Topeak's Ratchet Rocket Lite DX Tool
Multi tools are awesome. Without thinking much you can toss one in your bag or your pocket or maybe even your headtube and have everything you need for most of the repairs and issues you are likely to encounter on your average hectic, unpredictable mountain bike ride. Light, compact and convenient, they often do the job.
Multi tools suck. If you are trying to get into any tight space good luck with that. If you need ample leverage you'd best look elsewhere. If your tool doesn't happen to reach the spot you are reaching into you would have done as well bringing a 135 gram rock. Useful and compact are great but patching up your ride so you can limp home after a 40 km/h ragdoll into the rhubarb is rarely a predictable endeavour.
Versatility is valuable when things have gone haywire and the Ratchet Rocket is an adaptable tool. You can use the extended head in hard to reach spots, remove it when the quarters are tight or pop the bits into the magnetic end of the handle to get into particularly inaccessible spots or when a deft touch is called for.
The first time I saw a tool like this was in the Kona bike shop in Bellingham. One of the staff had this on his belt to aid customers or tweak bikes on the floor. The compact size, multiple bits and ratcheting capability made it perfect for the sort of tasks he needed to perform. And who doesn't look like a bad ass with a tiny socket set hanging from your hip?

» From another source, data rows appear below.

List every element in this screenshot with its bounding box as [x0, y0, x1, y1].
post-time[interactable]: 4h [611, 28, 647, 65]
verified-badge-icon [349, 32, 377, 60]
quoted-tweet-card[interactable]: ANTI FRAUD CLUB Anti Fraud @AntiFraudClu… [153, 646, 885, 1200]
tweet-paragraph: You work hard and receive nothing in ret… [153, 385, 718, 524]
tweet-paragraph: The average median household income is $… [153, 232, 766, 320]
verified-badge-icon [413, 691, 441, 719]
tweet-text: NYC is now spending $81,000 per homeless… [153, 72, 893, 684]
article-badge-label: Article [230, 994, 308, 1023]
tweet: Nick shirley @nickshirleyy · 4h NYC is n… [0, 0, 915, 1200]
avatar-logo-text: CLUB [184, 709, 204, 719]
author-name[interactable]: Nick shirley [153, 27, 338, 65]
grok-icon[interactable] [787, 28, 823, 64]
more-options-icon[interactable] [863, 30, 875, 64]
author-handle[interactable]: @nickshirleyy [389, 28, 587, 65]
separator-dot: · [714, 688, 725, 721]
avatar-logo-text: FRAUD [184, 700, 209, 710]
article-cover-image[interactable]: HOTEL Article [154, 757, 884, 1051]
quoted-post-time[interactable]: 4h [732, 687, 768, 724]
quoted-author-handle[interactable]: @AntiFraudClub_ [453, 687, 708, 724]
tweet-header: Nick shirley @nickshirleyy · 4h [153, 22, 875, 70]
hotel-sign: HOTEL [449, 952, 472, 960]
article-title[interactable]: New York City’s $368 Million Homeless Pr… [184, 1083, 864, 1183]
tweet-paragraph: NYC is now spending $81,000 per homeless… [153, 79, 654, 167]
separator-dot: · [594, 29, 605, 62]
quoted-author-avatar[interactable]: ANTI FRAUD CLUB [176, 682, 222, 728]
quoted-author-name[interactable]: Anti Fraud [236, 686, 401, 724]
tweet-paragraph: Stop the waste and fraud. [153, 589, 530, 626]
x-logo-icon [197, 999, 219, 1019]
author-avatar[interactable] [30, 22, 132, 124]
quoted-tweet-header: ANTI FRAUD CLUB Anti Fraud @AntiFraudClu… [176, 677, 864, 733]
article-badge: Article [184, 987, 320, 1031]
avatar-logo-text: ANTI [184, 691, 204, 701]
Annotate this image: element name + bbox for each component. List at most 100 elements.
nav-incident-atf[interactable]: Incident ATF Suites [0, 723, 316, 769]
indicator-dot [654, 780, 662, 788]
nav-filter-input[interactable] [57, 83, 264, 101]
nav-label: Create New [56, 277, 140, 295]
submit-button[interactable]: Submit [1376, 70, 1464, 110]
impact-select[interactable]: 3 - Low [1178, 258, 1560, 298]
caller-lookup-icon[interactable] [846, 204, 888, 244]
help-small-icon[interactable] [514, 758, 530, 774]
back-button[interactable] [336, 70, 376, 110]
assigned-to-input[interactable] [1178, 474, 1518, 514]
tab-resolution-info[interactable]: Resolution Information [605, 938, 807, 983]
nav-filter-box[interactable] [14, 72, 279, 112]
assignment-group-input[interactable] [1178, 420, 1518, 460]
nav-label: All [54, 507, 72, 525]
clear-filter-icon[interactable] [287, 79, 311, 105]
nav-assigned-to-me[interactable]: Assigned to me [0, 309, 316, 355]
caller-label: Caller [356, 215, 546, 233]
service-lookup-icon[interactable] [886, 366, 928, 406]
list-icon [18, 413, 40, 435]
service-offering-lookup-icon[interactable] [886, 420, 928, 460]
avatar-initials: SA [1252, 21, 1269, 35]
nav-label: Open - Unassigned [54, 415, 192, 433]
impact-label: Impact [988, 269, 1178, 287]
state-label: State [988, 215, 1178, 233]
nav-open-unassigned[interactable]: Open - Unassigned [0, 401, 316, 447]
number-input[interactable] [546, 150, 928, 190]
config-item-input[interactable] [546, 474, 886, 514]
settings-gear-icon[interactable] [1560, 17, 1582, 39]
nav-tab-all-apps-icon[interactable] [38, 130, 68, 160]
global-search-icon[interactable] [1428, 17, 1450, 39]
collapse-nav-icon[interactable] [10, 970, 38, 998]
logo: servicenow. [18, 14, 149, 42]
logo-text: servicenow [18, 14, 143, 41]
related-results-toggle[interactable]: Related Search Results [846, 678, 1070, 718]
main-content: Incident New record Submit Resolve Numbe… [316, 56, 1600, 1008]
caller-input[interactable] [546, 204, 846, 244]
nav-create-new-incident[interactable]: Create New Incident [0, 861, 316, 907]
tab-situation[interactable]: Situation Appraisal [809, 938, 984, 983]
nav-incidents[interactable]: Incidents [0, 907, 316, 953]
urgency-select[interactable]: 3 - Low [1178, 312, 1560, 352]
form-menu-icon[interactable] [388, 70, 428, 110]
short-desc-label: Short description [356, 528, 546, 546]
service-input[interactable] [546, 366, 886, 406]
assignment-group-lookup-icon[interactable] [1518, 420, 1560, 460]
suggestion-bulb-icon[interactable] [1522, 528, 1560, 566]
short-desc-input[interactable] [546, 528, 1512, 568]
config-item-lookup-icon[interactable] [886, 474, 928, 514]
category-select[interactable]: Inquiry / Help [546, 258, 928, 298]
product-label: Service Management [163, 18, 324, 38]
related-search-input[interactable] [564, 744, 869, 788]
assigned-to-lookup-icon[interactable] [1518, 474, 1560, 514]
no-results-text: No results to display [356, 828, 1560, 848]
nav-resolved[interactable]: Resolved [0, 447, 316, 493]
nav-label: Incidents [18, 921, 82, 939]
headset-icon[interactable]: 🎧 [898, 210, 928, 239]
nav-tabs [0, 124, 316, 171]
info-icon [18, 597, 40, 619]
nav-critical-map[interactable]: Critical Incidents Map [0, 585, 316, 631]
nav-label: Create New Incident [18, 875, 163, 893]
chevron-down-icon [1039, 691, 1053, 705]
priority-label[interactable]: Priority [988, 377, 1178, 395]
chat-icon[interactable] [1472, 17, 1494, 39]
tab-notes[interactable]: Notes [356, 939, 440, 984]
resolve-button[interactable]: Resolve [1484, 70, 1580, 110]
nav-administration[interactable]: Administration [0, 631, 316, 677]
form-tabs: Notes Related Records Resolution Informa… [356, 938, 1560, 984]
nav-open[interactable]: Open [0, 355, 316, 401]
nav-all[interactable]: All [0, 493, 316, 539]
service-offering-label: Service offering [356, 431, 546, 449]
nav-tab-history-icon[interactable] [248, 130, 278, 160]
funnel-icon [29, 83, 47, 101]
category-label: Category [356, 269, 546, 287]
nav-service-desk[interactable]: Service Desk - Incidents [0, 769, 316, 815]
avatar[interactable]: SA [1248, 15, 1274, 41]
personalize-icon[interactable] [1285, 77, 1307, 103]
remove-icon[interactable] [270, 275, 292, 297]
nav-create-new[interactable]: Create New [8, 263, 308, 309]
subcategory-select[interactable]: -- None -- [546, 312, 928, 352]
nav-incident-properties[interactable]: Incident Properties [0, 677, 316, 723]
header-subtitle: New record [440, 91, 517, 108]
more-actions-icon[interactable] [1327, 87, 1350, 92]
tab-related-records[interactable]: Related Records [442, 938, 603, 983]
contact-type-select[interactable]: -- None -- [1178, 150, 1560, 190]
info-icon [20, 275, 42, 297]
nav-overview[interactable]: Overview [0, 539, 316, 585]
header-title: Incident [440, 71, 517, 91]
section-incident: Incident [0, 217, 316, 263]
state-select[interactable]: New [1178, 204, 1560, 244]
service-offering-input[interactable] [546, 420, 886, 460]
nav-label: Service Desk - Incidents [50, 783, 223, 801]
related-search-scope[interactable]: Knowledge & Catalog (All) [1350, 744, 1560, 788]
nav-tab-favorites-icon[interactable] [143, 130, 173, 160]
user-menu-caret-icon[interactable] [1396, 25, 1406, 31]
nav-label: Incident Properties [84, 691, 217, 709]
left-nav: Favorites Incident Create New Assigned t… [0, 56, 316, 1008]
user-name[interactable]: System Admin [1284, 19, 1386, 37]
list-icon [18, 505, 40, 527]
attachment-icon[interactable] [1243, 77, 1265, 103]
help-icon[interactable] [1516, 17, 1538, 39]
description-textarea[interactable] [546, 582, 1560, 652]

I have sometimes stooped to using a multi tool off the trail but it's rarely ideal. This tool, on the other hand, is so handy and adaptable that it's ideal for most tasks in the home shop as well. The ability to ratchet is like a super power when you are swapping stems or installing rotors, (in the absence of a drill that is) and the ability to slip it into your pocket is a bonus. The tool is small which is usually perfect for the sort of torque required to fasten bike parts to each other but even though there is an 8mm head the Ratchet Rocket wouldn't be much use for installing or removing cranks or for removing pedals that have been on more than a few weeks.
I actually thought the Ratchet Rocket was going to be most useful at home but the case is so compact and well-organized I began using it on trail as well. The case closes with Velcro and it's nice and compact. In fact I would happily walk around with it in my jeans pocket because it's as thin as my wallet.
Because it's so well housed you could carry the Ratchet Rocket Lite DX just about anywhere. It could strap to your frame, slide in a jersey pocket or be tossed into your pack or bum bag. I have been using the last two options in that list to keep the tool handy.
When I set about hunting down the price for this tool I found it on both Amazon for $27 and Chain Reaction for $45 Canadian which was a pleasant surprise. In fact, CRC has the non DX version (no extender or tire levers but even more compact and only 113 grams) on sale for Canadians right now pushing it down to CDN $33.99. For some reason American customers must pay $34.95 US for the same product. You can, of course, ask for it at your LBS - always a worthy endeavour.
I really like the Ratchet Rocket DX. For some the TorqBits version will make more sense but my experience wrenching in shops in my youth made me too arrogant to realize I need a torque wrench, although the proliferation of carbon has me rethinking that. I will happily say goodbye to the awkwardness of muti-tools for the speed, versatility, and convenience of this tool.